Симон мало-помалу пришел в себя, стал спокойнее и, разводя по временам руками как бы в знак недоверия, стал рассказывать:
– Странно как-то ведет себя этот юноша. Он не назир, давший обет благочестивого воздержания; напротив, он шествует в веселии и радости. Слышу я, будто он нарушает субботу; правда, он творит чудеса, но водит знакомство с мытарями и даже самаритянами, не отталкивает грешников и не клянет их, а утешает, – и это в такое время, когда беззаконие расплодилось, как плевелы, размножилось, как саранча… Скользкий это путь, на котором тот, кто пойдет по нему, может упасть… Если это действительно пророк, то воистину такого еще не было… Если же нет, так из этого произойдет только ветер, новое волнение, и снова в тяжком недуге будет страдать земля Иудейская, пока не исполнятся дни гнева господня. По всей Галилее идет слух о нем: осанна сыну Давидову! С пальмовыми ветками встречают его дети у ворот города, и он не противится. Порашу и гафтору толкует он, как никто до сих пор, хотя редко бывает в доме молитвы: он предпочитает собирать толпу под открытым небом и притчами говорить о грядущем царстве… У него двенадцать избранных сподвижников, все простые галилеяне, кроме одного Иуды, который, ты знаешь, родом из Кариот. Его участие в этом сообществе поражает меня и заставляет задумываться. Иуда – неглупый человек!..
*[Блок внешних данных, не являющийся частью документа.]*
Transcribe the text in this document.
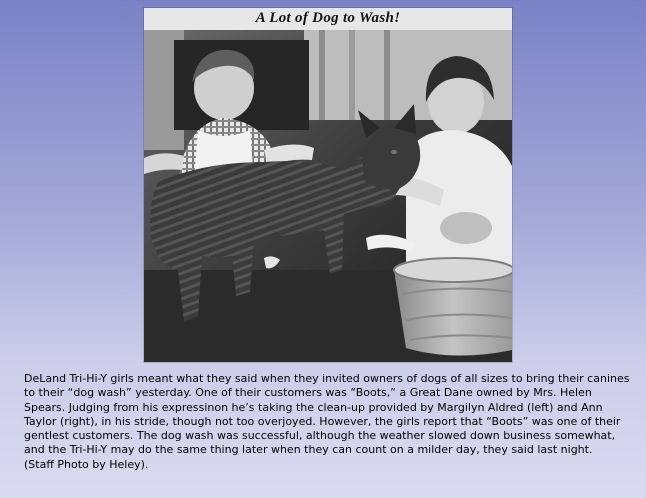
A Lot of Dog to Wash!

DeLand Tri-Hi-Y girls meant what they said when they invited owners of dogs of all sizes to bring their canines to their “dog wash” yesterday. One of their customers was “Boots,” a Great Dane owned by Mrs. Helen Spears. Judging from his expressinon he’s taking the clean-up provided by Margilyn Aldred (left) and Ann Taylor (right), in his stride, though not too overjoyed. However, the girls report that “Boots” was one of their gentlest customers. The dog wash was successful, although the weather slowed down business somewhat, and the Tri-Hi-Y may do the same thing later when they can count on a milder day, they said last night.

(Staff Photo by Heley).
– Иуда редко пребывает вместе с истиной, – вставил Лазарь.
– Я это знаю, но я не так легко доверяюсь тому, что болтают людские языки. Я решил сам отправиться в Галилею и собственными глазами увидеть этого пророка.
– В Галилею? – оживился Лазарь. – Я готов идти с тобою.
– Я возьму мула; поговорю с Марфой…
– Будь сдержан только, когда будешь говорить с нею; она скора на язык, а здесь нужно действовать рассудительно и осторожно, потому что неведомо еще, являются ли слова рабби древом жизни или легкомыслием, которое приводит к разгрому, как вихрь, вздымающийся, чтоб улететь и исчезнуть!..
Следуя предостережению, Лазарь объяснил Марфе свое намерение желанием посетить родные места.
А в ответ на опасения Марфы перед трудностью путешествия выдумал, будто ему снилось, что если он напьется воды из Капернаумского источника, то исцелится его болезнь. Об Иисусе он упомянул лишь, что там, кстати, пребывает сейчас тот чудесный рабби, который, как утверждает Иуда, очищает людей даже от проказы.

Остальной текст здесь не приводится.